Most artificial intelligence (AI) tools can only understand and generate one type of content. For example, OpenAI's ChatGPT "reads" and creates only text. But gemini can generate many types of output based on any form of input, Google said in a blog post.
gemini 1.The three versions of 0 are the largest version, the Gemini Ultra, the Gemini Pro, which is being rolled out to Google's digital services, and the Gemini Nano, which is intended for devices such as smartphones.
According to Deepmind's technical report on chatbots, Gemini Ultra beat GPT-4 and other leading AI models in 30 of the 32 key academic benchmarks used in AI R&D. These include high school exams as well as ethics and law exams.
Specifically, Gemini won in 9 image comprehension benchmarks, 6** comprehension tests, 5 speech recognition and translation tests, and 12 out of 10 text and reasoning benchmarks. According to the report, the two articles in which Gemini Ulta failed to beat GPT-4 are common-sense reasoning.
Building models that handle multiple forms is difficult because bias in the training data can be amplified, performance tends to degrade significantly, and models tend to be overfitted – meaning they perform well when tested against the training data, but cannot be executed when exposed to new inputs.
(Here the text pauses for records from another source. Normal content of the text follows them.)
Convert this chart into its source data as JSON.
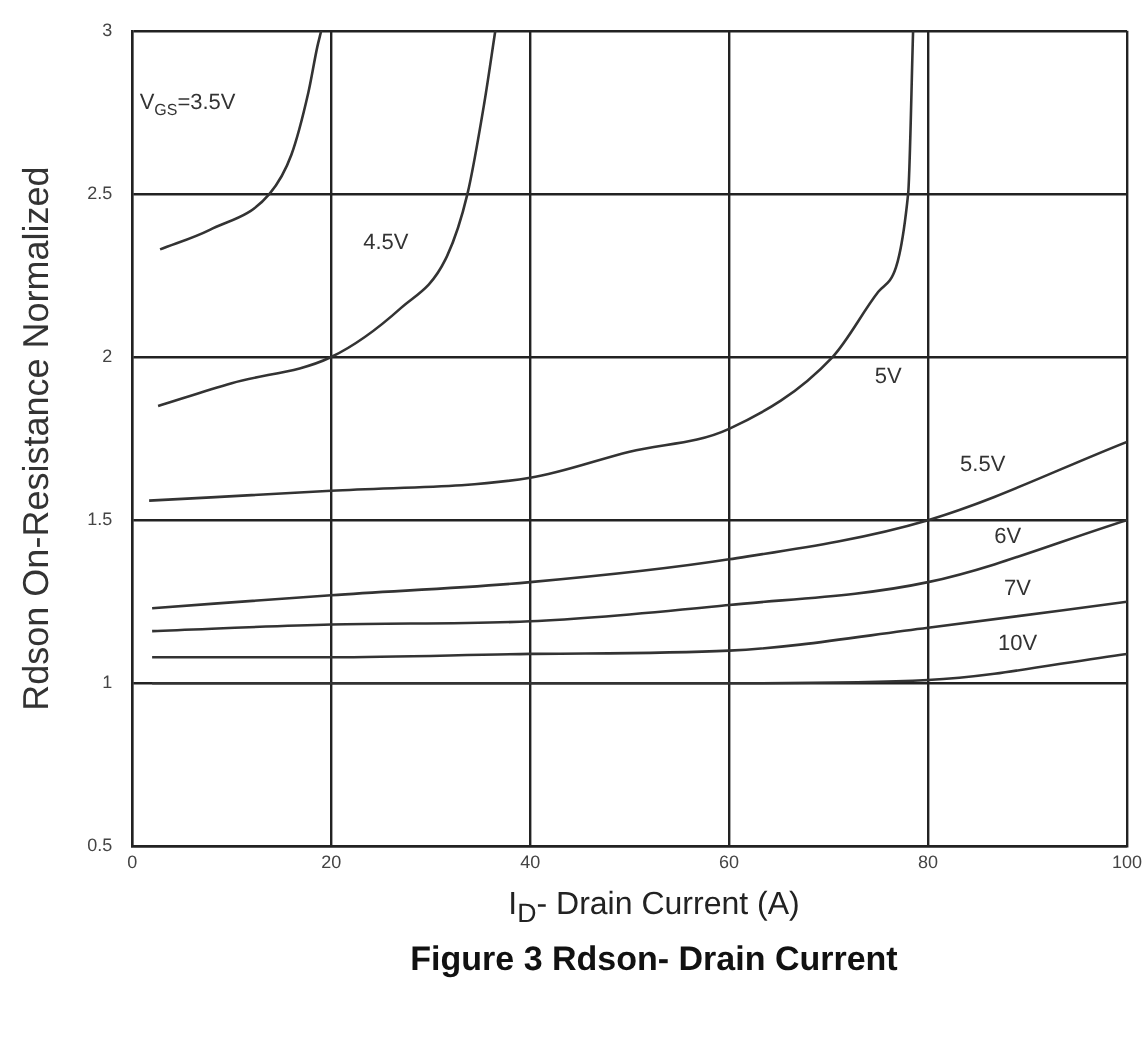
{
  "chart_data": {
    "type": "line",
    "title": "Figure 3 Rdson- Drain Current",
    "xlabel": "I$_{D}$- Drain Current (A)",
    "ylabel": "Rdson On-Resistance Normalized",
    "xlim": [
      0,
      100
    ],
    "xticks": [
      0,
      20,
      40,
      60,
      80,
      100
    ],
    "ylim": [
      0.5,
      3
    ],
    "yticks": [
      0.5,
      1,
      1.5,
      2,
      2.5,
      3
    ],
    "grid": true,
    "legend": false,
    "marker": "none",
    "line_style": "solid",
    "series": [
      {
        "name": "V$_{GS}$=3.5V",
        "color": "#333333",
        "x": [
          2.8,
          7.8,
          13.8,
          16,
          17.7,
          18.6,
          19
        ],
        "values": [
          2.33,
          2.39,
          2.5,
          2.62,
          2.81,
          2.95,
          3
        ]
      },
      {
        "name": "4.5V",
        "color": "#333333",
        "x": [
          2.6,
          10,
          20,
          27,
          31.5,
          33.7,
          35.4,
          36.5
        ],
        "values": [
          1.85,
          1.92,
          2,
          2.15,
          2.3,
          2.5,
          2.78,
          3
        ]
      },
      {
        "name": "5V",
        "color": "#333333",
        "x": [
          1.7,
          20,
          40,
          50,
          60,
          70.4,
          75,
          78,
          78.5
        ],
        "values": [
          1.56,
          1.59,
          1.63,
          1.71,
          1.78,
          2,
          2.2,
          2.5,
          3
        ]
      },
      {
        "name": "5.5V",
        "color": "#333333",
        "x": [
          2,
          20,
          40,
          60,
          80,
          100
        ],
        "values": [
          1.23,
          1.27,
          1.31,
          1.38,
          1.5,
          1.74
        ]
      },
      {
        "name": "6V",
        "color": "#333333",
        "x": [
          2,
          20,
          40,
          60,
          80,
          100
        ],
        "values": [
          1.16,
          1.18,
          1.19,
          1.24,
          1.31,
          1.5
        ]
      },
      {
        "name": "7V",
        "color": "#333333",
        "x": [
          2,
          20,
          40,
          60,
          80,
          100
        ],
        "values": [
          1.08,
          1.08,
          1.09,
          1.1,
          1.17,
          1.25
        ]
      },
      {
        "name": "10V",
        "color": "#333333",
        "x": [
          2,
          20,
          40,
          60,
          80,
          100
        ],
        "values": [
          1,
          1,
          1,
          1,
          1.01,
          1.09
        ]
      }
    ]
  }
}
Multimodal training also typically involves training different components of the model individually, each on a type of medium, and then stitching those components together. But Gemini is simultaneously trained in text, images, audio, and data. Scientists obtained this data from web documents, books, and **.
Scientists trained Geminis by collating training data and incorporating human supervision into the feedback process.
The team deployed servers in multiple data centers, which were much larger than previous AI training efforts and relied on thousands of Google's AI accelerator chips — called tensor processing units (TPUs).
DeepMind specifically built these chips to speed up model training, and before training its system, DeepMind packaged them into clusters of 4,096 chips, called "superpods." According to the technical report, the overall result of the reconfigured infrastructure and approach implies a good investment – the amount of really useful data moving through the system (as opposed to throughput, i.e., all data) – from 85% to 97% of previous training efforts.
Deepmind's scientists envision that the technology will be used in scenarios such as a person uploading a meal being prepared in real time, and Gemini responding to instructions for the next step.
That said, scientists do admit that hallucinations – a phenomenon in which AI models return false information with the utmost confidence – remain a problem for Gemini. Hallucinations are often caused by limitations or biases in the training data and are difficult**.